Вот, таким образом, две подлинные проблемы, представляющие особый интерес и привлекающие к себе внимание литературных критиков елизаветинской эпохи: проблема драматической формы и проблема техники стиха. К введенной Сидни моде на панегирик поэту и поэзии мне придется еще вернуться, говоря о восхвалении поэта у Шелли и о его, так сказать, посвящении в сан у Мэтью Арнольда. Паттенхэм и Уэбб вторят Сидни. Поэзия, как нам неоднократно повторяют, это "сотворение", и XIoieiv, означает "делать, сотворять". Неизменно поминается аристотелево "подражание", но никто из авторов этого периода, по-видимому, не вник глубоко в идею мимесиса. Мнения Платона и Аристотеля, вырванные из контекста, приводятся, как рекламная подборка выдержек из рецензии. Уэбб пытается нас убедить, что Платон и Аристотель одинаково полагают, будто "вся мудрость и все знания мистически включены в то божественное побуждение, из которого, как они считали, черпают вдохновение их поэты-пророки". Идея божественного вдохновения в большем почете. Поэт выражает как божественную, так и мирскую истину, и оказывает моральное влияние — здесь снова возникает тема "подражания". И, наконец, поэт доставляет удовольствие и, по сути дела, материально способствует поддержанию и росту культуры: без поэта нет блистательного двора, без поэтов нет великого народа. В рассуждениях Сидни, Паттенхэма и Уэбба встречаются тонкие наблюдения, и предварительное замечание Паттенхэма о Речи чрезвычайно интересно. Я здесь не рассматриваю ни эти эссе, ни обстоятельства, вызвавшие их появление, но позволю себе мимоходом сказать слово благодарности Госсону, ответом на чью "Школу злоупотреблений" они явились. Следует однако помнить, что эти критические эссе были написаны как раз накануне начала великого века, так что, если в них и можно усмотреть некий знак, то это знак роста, а не упадка.
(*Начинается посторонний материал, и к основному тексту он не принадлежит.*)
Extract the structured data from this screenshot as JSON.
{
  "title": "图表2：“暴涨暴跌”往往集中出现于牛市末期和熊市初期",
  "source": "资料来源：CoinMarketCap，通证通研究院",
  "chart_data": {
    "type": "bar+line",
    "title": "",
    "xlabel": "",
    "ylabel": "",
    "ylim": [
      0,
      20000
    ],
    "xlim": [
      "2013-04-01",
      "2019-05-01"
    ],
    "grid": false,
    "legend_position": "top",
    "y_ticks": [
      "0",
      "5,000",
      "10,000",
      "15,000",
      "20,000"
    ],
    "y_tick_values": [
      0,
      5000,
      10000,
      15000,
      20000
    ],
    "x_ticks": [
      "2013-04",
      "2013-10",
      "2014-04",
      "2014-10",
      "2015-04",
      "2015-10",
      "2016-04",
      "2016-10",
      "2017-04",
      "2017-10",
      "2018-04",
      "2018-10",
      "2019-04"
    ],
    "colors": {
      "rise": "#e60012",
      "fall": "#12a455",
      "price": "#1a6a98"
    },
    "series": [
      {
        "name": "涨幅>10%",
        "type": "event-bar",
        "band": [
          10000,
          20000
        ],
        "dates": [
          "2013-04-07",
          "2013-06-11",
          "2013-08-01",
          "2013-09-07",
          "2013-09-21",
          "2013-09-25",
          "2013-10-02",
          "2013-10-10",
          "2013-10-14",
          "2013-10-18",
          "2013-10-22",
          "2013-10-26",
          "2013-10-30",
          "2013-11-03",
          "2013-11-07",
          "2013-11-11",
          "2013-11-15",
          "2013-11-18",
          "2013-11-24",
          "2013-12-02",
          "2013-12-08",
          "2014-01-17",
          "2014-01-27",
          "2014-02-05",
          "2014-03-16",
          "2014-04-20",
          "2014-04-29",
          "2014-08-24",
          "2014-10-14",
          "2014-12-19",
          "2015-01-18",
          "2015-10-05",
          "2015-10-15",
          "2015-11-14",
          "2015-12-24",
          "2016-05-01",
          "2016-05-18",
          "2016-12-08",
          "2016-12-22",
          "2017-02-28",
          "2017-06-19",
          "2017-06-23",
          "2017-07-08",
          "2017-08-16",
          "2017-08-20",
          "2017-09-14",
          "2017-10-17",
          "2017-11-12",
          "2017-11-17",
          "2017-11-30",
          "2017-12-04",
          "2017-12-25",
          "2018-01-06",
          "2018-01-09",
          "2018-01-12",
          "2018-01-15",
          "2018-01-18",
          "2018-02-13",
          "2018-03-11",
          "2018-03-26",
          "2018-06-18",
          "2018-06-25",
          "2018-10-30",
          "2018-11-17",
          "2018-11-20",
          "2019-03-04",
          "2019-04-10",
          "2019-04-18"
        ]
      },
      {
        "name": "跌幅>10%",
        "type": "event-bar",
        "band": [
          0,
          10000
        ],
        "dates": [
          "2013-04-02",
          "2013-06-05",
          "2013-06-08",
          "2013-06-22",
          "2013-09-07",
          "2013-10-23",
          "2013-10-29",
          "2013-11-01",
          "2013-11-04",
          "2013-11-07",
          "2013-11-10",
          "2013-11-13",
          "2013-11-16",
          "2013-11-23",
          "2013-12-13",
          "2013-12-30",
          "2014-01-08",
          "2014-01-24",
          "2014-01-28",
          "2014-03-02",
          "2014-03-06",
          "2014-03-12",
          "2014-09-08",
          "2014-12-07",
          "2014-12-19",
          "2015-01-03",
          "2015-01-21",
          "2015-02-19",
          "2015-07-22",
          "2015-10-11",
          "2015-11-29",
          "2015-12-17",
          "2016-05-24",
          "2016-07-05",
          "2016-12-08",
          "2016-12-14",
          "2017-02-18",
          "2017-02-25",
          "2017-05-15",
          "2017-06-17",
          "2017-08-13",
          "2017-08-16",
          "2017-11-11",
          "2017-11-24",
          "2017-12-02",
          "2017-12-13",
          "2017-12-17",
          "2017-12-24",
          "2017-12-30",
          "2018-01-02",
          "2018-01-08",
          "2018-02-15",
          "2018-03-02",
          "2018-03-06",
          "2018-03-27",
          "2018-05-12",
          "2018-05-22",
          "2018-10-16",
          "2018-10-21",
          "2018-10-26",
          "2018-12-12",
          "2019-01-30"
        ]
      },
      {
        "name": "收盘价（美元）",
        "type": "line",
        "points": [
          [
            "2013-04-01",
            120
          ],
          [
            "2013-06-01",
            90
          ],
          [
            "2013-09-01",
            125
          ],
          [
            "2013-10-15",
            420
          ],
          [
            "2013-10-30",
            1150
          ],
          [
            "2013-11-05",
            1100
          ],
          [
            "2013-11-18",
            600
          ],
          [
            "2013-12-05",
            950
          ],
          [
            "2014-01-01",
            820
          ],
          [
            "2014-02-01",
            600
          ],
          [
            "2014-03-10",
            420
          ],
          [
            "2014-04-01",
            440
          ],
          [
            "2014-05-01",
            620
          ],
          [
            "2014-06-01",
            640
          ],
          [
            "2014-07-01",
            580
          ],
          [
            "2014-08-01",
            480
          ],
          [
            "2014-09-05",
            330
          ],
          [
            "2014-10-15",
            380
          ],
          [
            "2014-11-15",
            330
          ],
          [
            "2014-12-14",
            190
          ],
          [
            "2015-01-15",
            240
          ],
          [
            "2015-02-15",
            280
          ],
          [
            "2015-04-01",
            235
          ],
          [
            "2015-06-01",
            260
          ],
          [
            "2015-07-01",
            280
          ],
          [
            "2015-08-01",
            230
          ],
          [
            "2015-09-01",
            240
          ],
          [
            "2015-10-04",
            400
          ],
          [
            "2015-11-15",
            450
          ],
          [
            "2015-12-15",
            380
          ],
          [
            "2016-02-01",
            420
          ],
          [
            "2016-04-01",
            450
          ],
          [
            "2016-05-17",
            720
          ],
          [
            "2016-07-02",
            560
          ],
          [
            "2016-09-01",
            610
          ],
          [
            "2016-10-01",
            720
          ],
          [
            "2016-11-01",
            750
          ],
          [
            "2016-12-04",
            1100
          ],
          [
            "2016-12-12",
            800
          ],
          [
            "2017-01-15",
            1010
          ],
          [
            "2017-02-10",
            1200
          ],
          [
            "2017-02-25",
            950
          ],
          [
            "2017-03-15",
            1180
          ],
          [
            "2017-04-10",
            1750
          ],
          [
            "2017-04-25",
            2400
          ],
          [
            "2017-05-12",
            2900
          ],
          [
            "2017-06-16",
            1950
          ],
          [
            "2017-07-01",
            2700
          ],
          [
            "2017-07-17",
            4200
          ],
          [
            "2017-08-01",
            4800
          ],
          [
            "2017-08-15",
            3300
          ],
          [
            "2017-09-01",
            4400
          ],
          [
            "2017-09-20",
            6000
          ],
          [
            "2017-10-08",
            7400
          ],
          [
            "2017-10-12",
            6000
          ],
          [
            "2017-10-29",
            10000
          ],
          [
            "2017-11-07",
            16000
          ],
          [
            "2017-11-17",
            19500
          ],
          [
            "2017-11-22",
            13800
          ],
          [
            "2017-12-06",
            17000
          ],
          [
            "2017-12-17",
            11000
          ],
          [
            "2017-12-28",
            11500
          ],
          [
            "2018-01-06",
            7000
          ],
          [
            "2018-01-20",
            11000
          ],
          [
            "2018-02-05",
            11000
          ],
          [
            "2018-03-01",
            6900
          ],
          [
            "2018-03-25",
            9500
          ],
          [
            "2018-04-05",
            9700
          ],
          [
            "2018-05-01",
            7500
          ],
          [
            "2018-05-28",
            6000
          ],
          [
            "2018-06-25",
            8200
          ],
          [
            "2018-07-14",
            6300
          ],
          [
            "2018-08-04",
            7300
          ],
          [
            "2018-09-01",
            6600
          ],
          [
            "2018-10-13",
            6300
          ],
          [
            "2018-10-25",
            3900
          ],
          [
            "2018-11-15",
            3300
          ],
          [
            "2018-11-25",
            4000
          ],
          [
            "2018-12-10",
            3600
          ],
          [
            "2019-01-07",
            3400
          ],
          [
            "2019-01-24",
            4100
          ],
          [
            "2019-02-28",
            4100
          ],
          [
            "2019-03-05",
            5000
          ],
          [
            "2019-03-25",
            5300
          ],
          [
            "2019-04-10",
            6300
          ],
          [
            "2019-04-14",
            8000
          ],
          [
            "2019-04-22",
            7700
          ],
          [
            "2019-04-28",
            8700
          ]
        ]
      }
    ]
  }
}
И в этих незамысловатых размышлениях мы находим в зародыше критические проблемы, которые еще будут обсуждаться много позже. Разговоры о поэте как о творце и о его вдохновении мало что объясняют, да и саму идею вдохновения не следует понимать слишком буквально, но она указывает на некоторое понимание вопроса: "Как происходит сотворение поэзии?" Расплывчатые рассуждения о поэтах как о философах тоже мало что объясняют, но это простейший ответ на вопрос: "Что является содержанием поэзии?" Подобным же образом из характеристики поэзии с точки зрения ее высокой моральной цели возникает вопрос о соотношении искусства и этики. И наконец, в простом утверждении о том, что поэзия доставляет возвышенное удовольствие и облагораживаем общество, присутствует некоторое понимание связи между поэтическим произведением и читателем, а также представление о месте поэта в обществе. Сделав первый шаг, остановиться уже невозможно. А эти люди начали еще до Шекспира.